E ontem, no dia em que completava 43 anos, Adriana voltou a Belém, desta feita para o lugar onde hoje quase tudo acontece, de chá de velhinhas a Fórum Social Mundial: o Hangar. A turnê do mais recente CD, Maré, chegou com uma apresentação bem comportadinha, privilegiando canções lentas que induziam, no máximo, aquele movimento pendular quando fingimos dançar. Quase um movimento de maré, se me permitem a analogia, aquele balanço delicando que experimentamos quando estamos dentro d'água.
Adriana Calcanhotto faz show para fãs. Se esse não é o seu caso, é provável que não gostasse do que foi apresentado. Tudo muito lento, exceto numa sequência já próxima ao final, que mesmo assim não supriria a necessidade que muitos têm de adrenalina. Até o som estava econômico, digamos assim. Não sei se foi proposital (ela é tão proposta que bem pode ter sido), mas pela primeira vez estive em uma apresentação musical de onde não saí surdo. Pelo contrário: quando ela falava ou quando cantava uma canção que eu desconhecia, não dava para entender o que dizia.

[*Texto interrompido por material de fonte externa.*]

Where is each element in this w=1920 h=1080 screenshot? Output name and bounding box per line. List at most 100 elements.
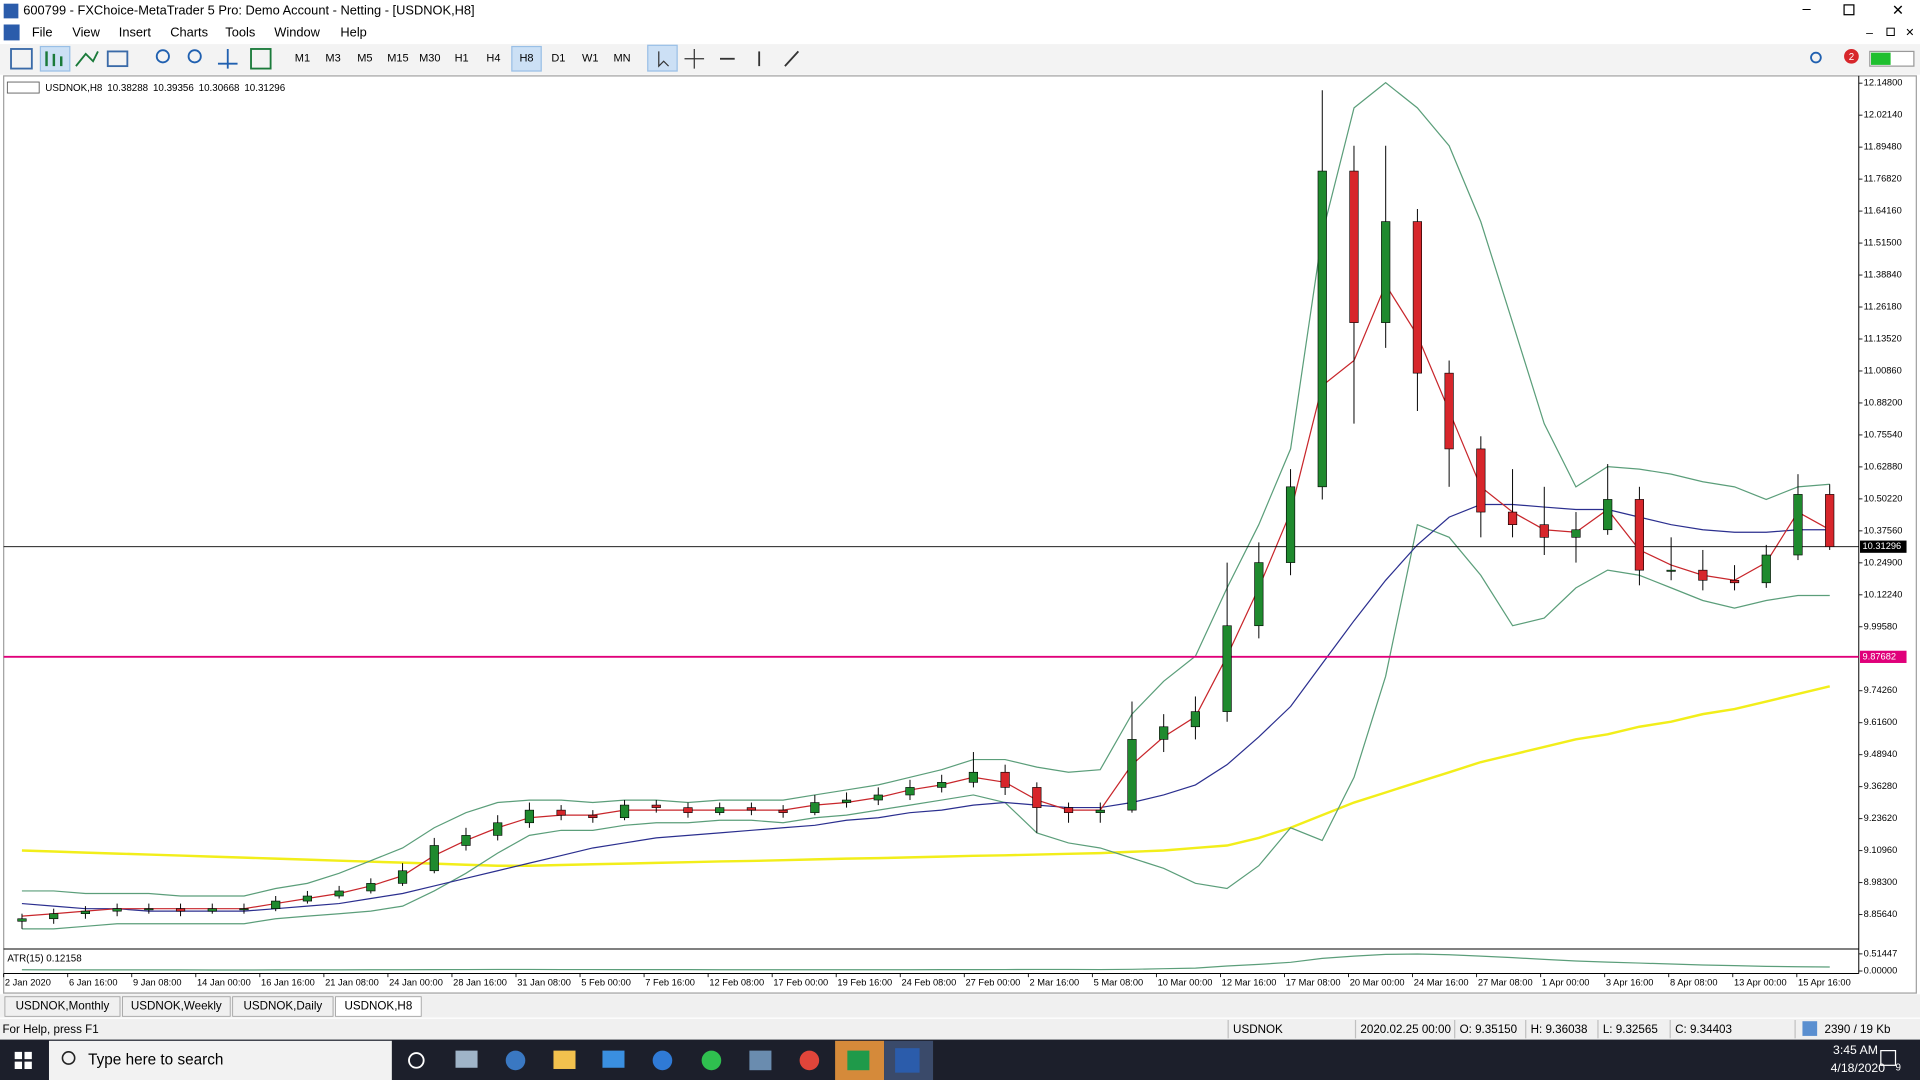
tab[interactable] — [232, 996, 334, 1017]
zoom-in[interactable] — [155, 49, 170, 64]
cursor-tool[interactable] — [647, 44, 678, 72]
y-tick-label: 11.51500 — [1864, 238, 1902, 248]
timeframe-button[interactable]: M30 — [419, 53, 440, 65]
tool-icon[interactable] — [10, 48, 33, 70]
status-help: For Help, press F1 — [2, 1023, 98, 1036]
y-tick-label: 12.02140 — [1864, 110, 1903, 120]
tool-icon[interactable] — [75, 51, 99, 67]
timeframe-active[interactable] — [511, 45, 542, 72]
timeframe-button[interactable]: W1 — [582, 53, 599, 65]
toolbar-icons — [10, 44, 1915, 72]
candle-body — [1317, 170, 1327, 488]
timeframe-button[interactable]: D1 — [551, 53, 565, 65]
y-tick-label: 11.00860 — [1864, 365, 1902, 375]
candle-body — [144, 908, 154, 911]
restore-button[interactable] — [1843, 4, 1855, 16]
ohlc-value: 10.30668 — [199, 83, 240, 94]
y-tick-label: 11.26180 — [1864, 301, 1902, 311]
chart-menu-icon[interactable] — [3, 24, 20, 41]
mt5-app[interactable] — [895, 1048, 920, 1073]
candle-body — [1761, 554, 1771, 584]
candle-body — [1729, 579, 1740, 584]
timeframe-button[interactable]: M3 — [325, 53, 340, 65]
candle-body — [841, 799, 852, 803]
app[interactable] — [553, 1050, 576, 1069]
x-tick-label: 31 Jan 08:00 — [517, 978, 571, 988]
action-center[interactable] — [1880, 1050, 1897, 1066]
candle-body — [873, 794, 883, 801]
status-symbol: USDNOK — [1233, 1023, 1283, 1036]
candle-body — [810, 802, 820, 813]
timeframe-button[interactable]: H8 — [519, 53, 533, 65]
crosshair-tool[interactable] — [684, 48, 705, 69]
candle-body — [968, 771, 979, 783]
x-tick-label: 10 Mar 00:00 — [1158, 978, 1213, 988]
y-tick-label: 11.38840 — [1864, 269, 1902, 279]
y-tick-label: 10.37560 — [1864, 525, 1903, 535]
candle-body — [1127, 739, 1137, 811]
x-tick-label: 24 Mar 16:00 — [1414, 978, 1469, 988]
timeframe-button[interactable]: H4 — [486, 53, 500, 65]
taskbar-apps — [455, 1040, 934, 1080]
candle-body — [271, 900, 281, 909]
tool-icon[interactable] — [106, 50, 129, 68]
candle-body — [1444, 372, 1454, 450]
x-tick-label: 12 Feb 08:00 — [709, 978, 764, 988]
app[interactable] — [847, 1050, 870, 1071]
close-button[interactable]: ✕ — [1892, 3, 1904, 19]
y-tick-label: 12.14800 — [1864, 78, 1903, 88]
start-button[interactable] — [14, 1051, 32, 1069]
app[interactable] — [602, 1050, 625, 1068]
trend-tool[interactable] — [784, 50, 800, 67]
cursor-icon — [658, 51, 670, 68]
candle-body — [1571, 529, 1581, 538]
app[interactable] — [652, 1050, 673, 1071]
menu-item[interactable]: Help — [340, 24, 366, 39]
task-view[interactable] — [408, 1052, 425, 1069]
toolbar — [0, 44, 1920, 75]
tool-icon[interactable] — [250, 48, 272, 70]
ohlc-value: 10.39356 — [153, 83, 194, 94]
timeframe-button[interactable]: M5 — [357, 53, 372, 65]
app[interactable] — [701, 1050, 722, 1071]
notification-count: 9 — [1896, 1062, 1901, 1073]
x-tick-label: 13 Apr 00:00 — [1734, 978, 1787, 988]
candle-body — [175, 908, 186, 912]
x-tick-label: 27 Feb 00:00 — [966, 978, 1021, 988]
tab[interactable] — [4, 996, 121, 1017]
child-close[interactable]: ✕ — [1905, 27, 1914, 39]
x-tick-label: 5 Feb 00:00 — [581, 978, 631, 988]
tool-icon[interactable] — [45, 51, 63, 67]
search-box[interactable] — [48, 1040, 392, 1080]
app[interactable] — [749, 1050, 772, 1071]
menu-item[interactable]: View — [72, 24, 100, 39]
app[interactable] — [455, 1050, 478, 1068]
child-restore[interactable] — [1886, 27, 1895, 36]
menu-item[interactable]: Tools — [225, 24, 255, 39]
status-close: C: 9.34403 — [1675, 1023, 1732, 1036]
x-tick-label: 7 Feb 16:00 — [645, 978, 695, 988]
timeframe-button[interactable]: M15 — [387, 53, 408, 65]
status-low: L: 9.32565 — [1603, 1023, 1658, 1036]
ohlc-value: 10.38288 — [107, 83, 148, 94]
menu-item[interactable]: File — [32, 24, 53, 39]
zoom-out[interactable] — [187, 49, 202, 64]
menu-item[interactable]: Charts — [170, 24, 208, 39]
notification-badge[interactable] — [1844, 48, 1859, 64]
app[interactable] — [799, 1050, 820, 1071]
x-tick-label: 15 Apr 16:00 — [1798, 978, 1851, 988]
app[interactable] — [505, 1050, 526, 1071]
child-minimize[interactable]: – — [1866, 25, 1873, 39]
minimize-button[interactable]: – — [1802, 2, 1811, 18]
tab-active[interactable] — [335, 996, 422, 1017]
search-icon[interactable] — [1810, 51, 1822, 64]
timeframe-button[interactable]: M1 — [295, 53, 310, 65]
menu-item[interactable]: Insert — [119, 24, 152, 39]
timeframe-button[interactable]: MN — [613, 53, 630, 65]
candle-body — [1254, 562, 1264, 627]
tool-icon[interactable] — [217, 48, 238, 69]
timeframe-button[interactable]: H1 — [455, 53, 469, 65]
menu-item[interactable]: Window — [274, 24, 320, 39]
tab[interactable] — [122, 996, 231, 1017]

Adriana, que você vê aí à esquerda fazendo o que mais gosta (cantando e tocando seu violão), metida num lindíssimo figurino, está com a voz mais linda do que nunca. Aveludada, mágica, uma delícia de se ouvir não apenas quando canta, mas também quando fala. A beleza peculiar de seu rosto aumenta quando ela abre um enorme sorriso de prazer, cantando. Seus dons poéticos continuam afinadíssimos, como eu já sabia desde há algumas semanas, ao comprar o CD. E ela continua performática, experimental, ensimesmada, como os grandes poetas românticos. Quando o público reconheceu os acordes iniciais de "Mais feliz" e se danou a cantar, ela não se perturbou: só começou a cantar quando bem entendeu. Na primeira vez em que cantaram parabéns, ela não se manifestou. Na segunda. disse duas vezes "obrigado" e só. Se você não é fã, vai achá-la antipática.
Como fã, adorei.
2 comentários:
Ela é demais, professor! eu praticamente cresci ouvindo adriana, meu pai que D-us o tenha e minha mãe saõ fanáticos por ela, não tinha como ser difertente comigo.
abraços.
Então temos em comum algo que nos preenche muito, minha querida. Abraços calorosos.